The major portion of the book, Section II, is given over to what the best bosses do, and includes taking control, striving to be wise, recruiting people with “connective talents,” tying the “knowing-doing gap” together, protecting people, implementing tough decisions, demonstrating needed humility and “squelching your inner jerk.”
Bob Sutton, a Stanford Business School prof, is almost unique in that he has a foot in two camps: academia and the business world and exceptional in both. Unusual? Very. I’ve got nearly 3,000 business books in my library and when I go through them, they either smell of the ivory tower too much, or are filled with advice from an exec’s own successes. I don’t trust either. I’ve learned that the bulk of business advice doesn’t travel. You can’t apply what one great leader says about his company to your company and your organization and your life. And you can start on that with Jack Welch. (I must confess that I snickered when a few years ago Jack Welch, rather defensively, wrote that he never told anyone his advice would travel.) On the other side of the matter, a great deal of academic writers, including many of those in business schools around the world, are too conceptual for their advice to be useful. Often, it’s just not practical--and it won’t travel either. Peter Senge, the really brilliant MIT academic, admitted the same—openly--in a workshop. Sutton, in contrast, is both highly practical and fact-based. As a result, I’ve plagiarized the hell out of some of his advice and my clients love it. They use it.

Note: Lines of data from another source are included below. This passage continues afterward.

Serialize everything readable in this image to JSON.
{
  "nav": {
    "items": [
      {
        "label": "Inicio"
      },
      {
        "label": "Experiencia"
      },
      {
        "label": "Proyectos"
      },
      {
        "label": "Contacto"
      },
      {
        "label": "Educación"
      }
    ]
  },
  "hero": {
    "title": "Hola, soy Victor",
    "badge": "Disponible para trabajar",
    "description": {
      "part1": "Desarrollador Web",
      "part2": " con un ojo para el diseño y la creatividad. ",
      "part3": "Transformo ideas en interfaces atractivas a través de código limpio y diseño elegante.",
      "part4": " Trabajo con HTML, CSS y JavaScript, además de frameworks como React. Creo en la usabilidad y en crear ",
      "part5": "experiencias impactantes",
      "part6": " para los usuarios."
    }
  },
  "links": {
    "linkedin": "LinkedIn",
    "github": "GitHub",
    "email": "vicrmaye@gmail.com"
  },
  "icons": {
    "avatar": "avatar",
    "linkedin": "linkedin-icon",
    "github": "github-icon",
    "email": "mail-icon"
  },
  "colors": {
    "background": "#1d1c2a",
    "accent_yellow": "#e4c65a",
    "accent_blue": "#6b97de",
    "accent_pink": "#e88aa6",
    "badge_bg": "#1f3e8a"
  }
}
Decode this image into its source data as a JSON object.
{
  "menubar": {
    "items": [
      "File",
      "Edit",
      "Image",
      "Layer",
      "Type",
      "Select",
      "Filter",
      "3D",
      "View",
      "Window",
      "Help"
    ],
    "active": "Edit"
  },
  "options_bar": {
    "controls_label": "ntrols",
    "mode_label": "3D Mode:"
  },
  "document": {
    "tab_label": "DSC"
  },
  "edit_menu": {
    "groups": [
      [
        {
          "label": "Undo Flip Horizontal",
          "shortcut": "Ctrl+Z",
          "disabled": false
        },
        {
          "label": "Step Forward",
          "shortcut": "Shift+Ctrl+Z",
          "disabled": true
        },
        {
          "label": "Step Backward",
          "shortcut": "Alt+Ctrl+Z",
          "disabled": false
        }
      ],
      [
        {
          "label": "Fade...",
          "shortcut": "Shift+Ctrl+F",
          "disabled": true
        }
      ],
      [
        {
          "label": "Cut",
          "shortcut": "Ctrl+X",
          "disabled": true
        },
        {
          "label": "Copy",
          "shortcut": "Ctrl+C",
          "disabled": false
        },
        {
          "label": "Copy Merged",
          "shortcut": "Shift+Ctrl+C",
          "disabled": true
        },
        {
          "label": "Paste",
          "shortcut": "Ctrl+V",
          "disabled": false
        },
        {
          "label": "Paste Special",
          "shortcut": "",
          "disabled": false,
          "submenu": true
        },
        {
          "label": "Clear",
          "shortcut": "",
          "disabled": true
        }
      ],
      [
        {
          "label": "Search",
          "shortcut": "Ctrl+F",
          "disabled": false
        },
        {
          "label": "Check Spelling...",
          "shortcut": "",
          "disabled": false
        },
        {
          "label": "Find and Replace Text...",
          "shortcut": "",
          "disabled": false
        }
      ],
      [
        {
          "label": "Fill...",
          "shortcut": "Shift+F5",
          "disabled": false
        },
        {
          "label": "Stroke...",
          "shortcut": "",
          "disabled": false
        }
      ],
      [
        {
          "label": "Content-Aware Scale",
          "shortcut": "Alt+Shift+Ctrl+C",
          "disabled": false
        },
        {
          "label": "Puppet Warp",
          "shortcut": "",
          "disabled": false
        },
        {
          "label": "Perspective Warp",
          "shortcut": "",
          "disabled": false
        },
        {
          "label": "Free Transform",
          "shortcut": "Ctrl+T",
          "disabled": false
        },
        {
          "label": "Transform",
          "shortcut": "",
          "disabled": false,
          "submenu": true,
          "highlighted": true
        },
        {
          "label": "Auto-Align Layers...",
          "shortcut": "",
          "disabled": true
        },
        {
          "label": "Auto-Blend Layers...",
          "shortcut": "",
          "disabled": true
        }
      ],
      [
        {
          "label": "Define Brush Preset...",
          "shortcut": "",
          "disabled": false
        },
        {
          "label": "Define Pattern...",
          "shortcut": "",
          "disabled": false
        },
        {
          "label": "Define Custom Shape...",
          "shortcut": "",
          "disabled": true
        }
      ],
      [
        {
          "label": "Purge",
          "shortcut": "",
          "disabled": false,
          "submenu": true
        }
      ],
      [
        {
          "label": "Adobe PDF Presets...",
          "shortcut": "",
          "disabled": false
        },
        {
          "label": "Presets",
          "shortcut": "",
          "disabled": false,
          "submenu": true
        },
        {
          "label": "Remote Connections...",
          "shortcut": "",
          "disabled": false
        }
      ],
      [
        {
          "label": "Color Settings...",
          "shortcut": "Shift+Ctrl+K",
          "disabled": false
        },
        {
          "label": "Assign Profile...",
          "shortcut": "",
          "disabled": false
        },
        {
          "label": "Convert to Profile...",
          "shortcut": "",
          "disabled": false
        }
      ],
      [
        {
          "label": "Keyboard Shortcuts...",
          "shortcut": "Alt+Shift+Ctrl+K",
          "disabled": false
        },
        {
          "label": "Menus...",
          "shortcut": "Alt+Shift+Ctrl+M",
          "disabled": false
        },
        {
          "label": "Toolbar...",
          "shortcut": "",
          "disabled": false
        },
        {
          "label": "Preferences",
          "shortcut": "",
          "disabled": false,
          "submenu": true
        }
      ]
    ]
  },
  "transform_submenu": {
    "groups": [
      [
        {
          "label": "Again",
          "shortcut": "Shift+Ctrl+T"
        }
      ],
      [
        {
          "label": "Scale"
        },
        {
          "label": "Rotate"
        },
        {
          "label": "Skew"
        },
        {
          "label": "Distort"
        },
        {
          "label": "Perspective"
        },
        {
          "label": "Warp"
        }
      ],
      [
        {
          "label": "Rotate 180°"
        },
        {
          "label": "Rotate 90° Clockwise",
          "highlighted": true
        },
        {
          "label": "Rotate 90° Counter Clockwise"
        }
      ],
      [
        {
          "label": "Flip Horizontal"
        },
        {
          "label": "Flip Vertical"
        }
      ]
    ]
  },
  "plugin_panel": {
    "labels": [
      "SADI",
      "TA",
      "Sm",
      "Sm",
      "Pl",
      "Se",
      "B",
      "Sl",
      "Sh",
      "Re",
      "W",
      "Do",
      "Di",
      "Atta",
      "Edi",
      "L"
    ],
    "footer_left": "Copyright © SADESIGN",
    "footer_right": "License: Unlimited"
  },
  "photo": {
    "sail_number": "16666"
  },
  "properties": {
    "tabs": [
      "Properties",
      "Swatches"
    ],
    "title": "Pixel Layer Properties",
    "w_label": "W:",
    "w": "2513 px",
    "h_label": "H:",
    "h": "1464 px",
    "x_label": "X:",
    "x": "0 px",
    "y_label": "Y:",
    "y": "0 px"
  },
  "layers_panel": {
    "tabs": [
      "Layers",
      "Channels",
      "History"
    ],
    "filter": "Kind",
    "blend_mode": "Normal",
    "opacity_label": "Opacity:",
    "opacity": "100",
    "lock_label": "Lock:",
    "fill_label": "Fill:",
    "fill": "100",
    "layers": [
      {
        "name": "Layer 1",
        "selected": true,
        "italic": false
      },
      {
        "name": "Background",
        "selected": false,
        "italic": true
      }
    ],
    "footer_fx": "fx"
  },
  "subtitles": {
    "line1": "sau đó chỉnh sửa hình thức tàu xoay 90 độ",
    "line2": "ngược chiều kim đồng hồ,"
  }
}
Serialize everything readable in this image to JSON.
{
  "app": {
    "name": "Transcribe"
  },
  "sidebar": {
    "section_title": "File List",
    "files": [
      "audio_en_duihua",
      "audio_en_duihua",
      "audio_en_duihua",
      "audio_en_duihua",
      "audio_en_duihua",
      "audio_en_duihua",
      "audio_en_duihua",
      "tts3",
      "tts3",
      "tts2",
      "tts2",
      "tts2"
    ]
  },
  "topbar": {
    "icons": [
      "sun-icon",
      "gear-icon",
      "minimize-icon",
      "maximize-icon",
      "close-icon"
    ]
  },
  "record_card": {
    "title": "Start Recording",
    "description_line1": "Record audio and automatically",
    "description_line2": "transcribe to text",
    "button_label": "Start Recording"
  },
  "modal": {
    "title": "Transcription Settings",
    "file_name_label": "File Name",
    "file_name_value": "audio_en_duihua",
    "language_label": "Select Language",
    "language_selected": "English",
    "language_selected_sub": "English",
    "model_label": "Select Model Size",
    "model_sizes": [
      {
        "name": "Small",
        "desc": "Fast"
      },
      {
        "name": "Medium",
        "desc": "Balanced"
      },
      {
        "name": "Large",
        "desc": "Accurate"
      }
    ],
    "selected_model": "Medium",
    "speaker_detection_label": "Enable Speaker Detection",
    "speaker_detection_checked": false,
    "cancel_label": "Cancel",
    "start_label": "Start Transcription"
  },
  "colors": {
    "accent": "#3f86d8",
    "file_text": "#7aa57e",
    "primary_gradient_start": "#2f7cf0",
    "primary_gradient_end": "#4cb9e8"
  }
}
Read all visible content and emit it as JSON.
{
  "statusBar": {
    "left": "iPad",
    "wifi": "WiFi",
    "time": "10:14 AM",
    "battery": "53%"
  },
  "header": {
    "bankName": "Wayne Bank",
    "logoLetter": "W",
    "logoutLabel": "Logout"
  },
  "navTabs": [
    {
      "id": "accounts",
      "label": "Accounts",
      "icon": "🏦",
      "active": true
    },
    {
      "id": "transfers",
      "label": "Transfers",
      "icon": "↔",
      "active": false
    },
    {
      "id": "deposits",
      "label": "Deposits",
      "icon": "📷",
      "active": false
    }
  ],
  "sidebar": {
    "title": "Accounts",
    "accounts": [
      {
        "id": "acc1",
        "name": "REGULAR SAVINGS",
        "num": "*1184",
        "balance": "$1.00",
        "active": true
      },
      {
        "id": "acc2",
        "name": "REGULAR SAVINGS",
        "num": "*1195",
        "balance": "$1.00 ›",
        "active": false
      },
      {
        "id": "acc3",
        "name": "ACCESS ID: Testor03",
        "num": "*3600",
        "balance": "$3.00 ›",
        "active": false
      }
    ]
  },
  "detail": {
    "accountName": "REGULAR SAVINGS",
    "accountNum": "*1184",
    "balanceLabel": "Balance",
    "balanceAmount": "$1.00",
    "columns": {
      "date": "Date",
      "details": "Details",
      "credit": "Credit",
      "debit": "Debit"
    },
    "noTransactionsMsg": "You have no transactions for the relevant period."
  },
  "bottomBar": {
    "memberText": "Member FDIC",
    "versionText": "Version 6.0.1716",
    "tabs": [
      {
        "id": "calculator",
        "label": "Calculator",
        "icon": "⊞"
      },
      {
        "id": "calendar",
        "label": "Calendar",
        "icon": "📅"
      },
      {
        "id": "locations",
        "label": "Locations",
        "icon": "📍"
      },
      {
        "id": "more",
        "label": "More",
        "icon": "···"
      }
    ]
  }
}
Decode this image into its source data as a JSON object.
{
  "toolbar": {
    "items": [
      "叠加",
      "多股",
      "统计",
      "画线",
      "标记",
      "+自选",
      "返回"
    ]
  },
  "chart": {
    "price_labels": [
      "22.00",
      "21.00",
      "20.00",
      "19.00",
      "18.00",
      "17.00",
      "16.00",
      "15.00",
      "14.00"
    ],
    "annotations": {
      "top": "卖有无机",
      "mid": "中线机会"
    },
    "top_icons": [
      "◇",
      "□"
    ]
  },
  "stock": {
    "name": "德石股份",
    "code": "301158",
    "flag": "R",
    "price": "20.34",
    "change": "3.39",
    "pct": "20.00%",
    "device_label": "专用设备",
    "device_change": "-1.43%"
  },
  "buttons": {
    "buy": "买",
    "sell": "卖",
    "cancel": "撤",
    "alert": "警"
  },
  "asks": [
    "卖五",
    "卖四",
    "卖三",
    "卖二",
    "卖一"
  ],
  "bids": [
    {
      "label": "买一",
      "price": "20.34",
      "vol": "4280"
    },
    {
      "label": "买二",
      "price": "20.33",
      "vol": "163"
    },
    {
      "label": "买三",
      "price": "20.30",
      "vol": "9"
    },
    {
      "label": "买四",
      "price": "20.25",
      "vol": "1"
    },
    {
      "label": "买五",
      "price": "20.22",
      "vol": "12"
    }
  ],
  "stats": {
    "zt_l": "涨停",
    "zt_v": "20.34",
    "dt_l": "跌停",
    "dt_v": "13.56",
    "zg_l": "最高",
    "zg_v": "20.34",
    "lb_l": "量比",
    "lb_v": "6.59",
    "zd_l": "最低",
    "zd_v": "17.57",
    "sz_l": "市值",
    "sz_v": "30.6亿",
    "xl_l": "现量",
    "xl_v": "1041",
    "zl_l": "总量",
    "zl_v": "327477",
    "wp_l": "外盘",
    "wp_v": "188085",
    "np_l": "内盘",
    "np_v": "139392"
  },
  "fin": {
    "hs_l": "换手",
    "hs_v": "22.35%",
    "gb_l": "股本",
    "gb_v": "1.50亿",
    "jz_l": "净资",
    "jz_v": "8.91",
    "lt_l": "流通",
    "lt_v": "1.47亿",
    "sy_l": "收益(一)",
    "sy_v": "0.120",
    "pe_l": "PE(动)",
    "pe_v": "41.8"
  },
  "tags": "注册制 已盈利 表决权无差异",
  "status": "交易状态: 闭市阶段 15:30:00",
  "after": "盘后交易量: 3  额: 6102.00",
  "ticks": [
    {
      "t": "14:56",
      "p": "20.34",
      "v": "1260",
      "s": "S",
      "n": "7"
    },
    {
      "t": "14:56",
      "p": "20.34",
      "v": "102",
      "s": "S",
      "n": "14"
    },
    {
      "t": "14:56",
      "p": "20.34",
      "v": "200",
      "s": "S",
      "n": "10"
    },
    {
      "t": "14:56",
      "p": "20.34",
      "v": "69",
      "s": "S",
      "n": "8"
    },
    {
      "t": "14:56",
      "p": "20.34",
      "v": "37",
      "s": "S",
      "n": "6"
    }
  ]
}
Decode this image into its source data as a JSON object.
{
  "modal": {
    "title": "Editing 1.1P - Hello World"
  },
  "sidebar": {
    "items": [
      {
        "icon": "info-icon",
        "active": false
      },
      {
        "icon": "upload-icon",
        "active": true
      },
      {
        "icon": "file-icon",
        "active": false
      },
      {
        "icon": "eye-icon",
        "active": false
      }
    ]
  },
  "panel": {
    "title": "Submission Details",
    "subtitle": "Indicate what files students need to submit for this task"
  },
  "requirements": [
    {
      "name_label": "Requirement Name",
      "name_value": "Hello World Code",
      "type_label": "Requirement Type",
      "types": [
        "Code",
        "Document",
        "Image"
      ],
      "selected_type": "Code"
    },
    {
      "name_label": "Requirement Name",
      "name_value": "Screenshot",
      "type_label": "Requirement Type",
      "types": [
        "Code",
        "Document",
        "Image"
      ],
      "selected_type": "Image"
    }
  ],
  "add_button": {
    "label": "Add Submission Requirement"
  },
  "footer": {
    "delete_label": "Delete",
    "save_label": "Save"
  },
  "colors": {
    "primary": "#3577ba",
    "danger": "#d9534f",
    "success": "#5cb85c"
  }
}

They tell me it works. And they always want more of his stuff. And he’s a writer, I’ve learned, that a lot of non-reading business types will read. His stuff really travels. And that’s the best test for a business writer.
I’ve also got a very important warning. As you work through Good Boss, Bad Boss, you’re going to find yourself tempted to think that what Sutton says is obvious and just common sense. Be very careful when that conclusion crosses your gray matter. My experience tells me that it’s wrong most of the time. And it’s not just that common sense is not so common, it’s more than that. Take, for example, Sutton’s fact-based insight that “people quit bad bosses, not organizations.” That’s obvious, you might think. But the fact of the matter is that it’s neither obvious, nor common sense, nor even useful information until Sutton calls your attention to it. Why do I say that? I’ve found again and again that that the notion that people quit bad bosses, not organizations is just not on an exec’s radar screen. As a result, most execs put up with bad bosses that are doing serious damage to their organization for a long, long time. They can lose five to ten good people before they finally realize that their subordinate, that boss, is doing serious damage, and finally, they dump that bad boss. So throughout the book when you’re tempted to think Sutton’s conclusions are merely obvious--and skip over them--be very careful.
Last, each chapter has at least one list of tips, tricks, commandments, or recommendations that are loaded with straightforward, practical steps to becoming a better boss and employee. Throughout the entire book is the idea that you’re creating your own path to becoming a better boss. As Bob entitles that last chapter, It’s All About You. And although he’s given illustration after illustration of people who become better bosses, in his last chapter he pulls together the most important themes from his book, even prioritizes them for you. He closes with two acid tests for great bosses. I’ll let you buy Bob’s book and read up on them for yourself.